For 2009, 3 products advertised on Top Chef made Nielson’s top 10 list for the most effective product placements on brand opinion. The show also ranked #7 in the top 10 programs with product placement activity. The series relies heavily on product placement and brand integration for the challenges and tasks in each episode and several companies utilize a combination of product integration to advertise products during the show. Dawn hand care, Albertsons supermarkets, and Breyer’s are all examples of companies that air commercials, place products in scenes of the show, and have banners on the homepage of the Top Chef: Just Desserts website. Due to the success of this show’s product placement, it is no shock that many companies use the show as a vehicle to advertise.

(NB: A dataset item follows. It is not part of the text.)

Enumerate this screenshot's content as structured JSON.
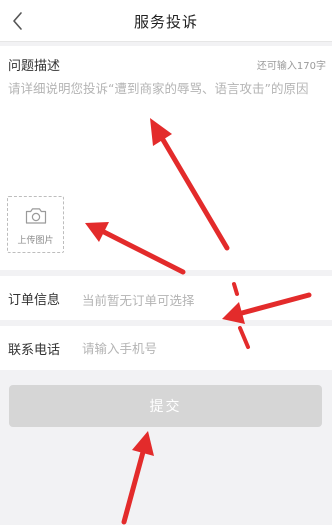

With the increasing popularity of digital recording devices, many viewers are forwarding through the 30-second commercial spots. Advertising within television episodes is increasing drastically due to this trend. This raises the issue of if and how the government should manage advertisers. The Federal Communications Commission currently regulates sponsored programming under the Communications Act of 1934 and requires broadcasters to disclose to viewers if any content of the broadcast has been made in exchange for money, services, or other valuable consideration. These “sponsorship identification rules” are applied and enforced by the FCC in the context of product placement. Broadcasters typically comply with the FCC’s regulations by making a single disclosure at the end of the program that states the sponsors’ name or product. The Federal Trade Commission is only responsible for the regulation of product placements that include false or misleading objective, material claims about products. Consumer protection activists argue that the government should creates more stringent restrictions to prevent deceptive advertising techniques. However, commercial speech is protected by the First Amendment and more stringent regulations would likely violate broadcasters’ and advertisers’ rights. The government should not regulate at the cost of violating the Constitutional right of free expression, especially if the existing regulations are sufficient to address the potential deceptive nature of product placements. The government’s purpose in regulating product placements is to clearly identify any commercial sponsor to television viewers in order to avoid deception. With such blatant advertising as seen in the most recent episode of the newest Top Chef series, it is hard to imagine a viewer who will not realize such blatant product placements.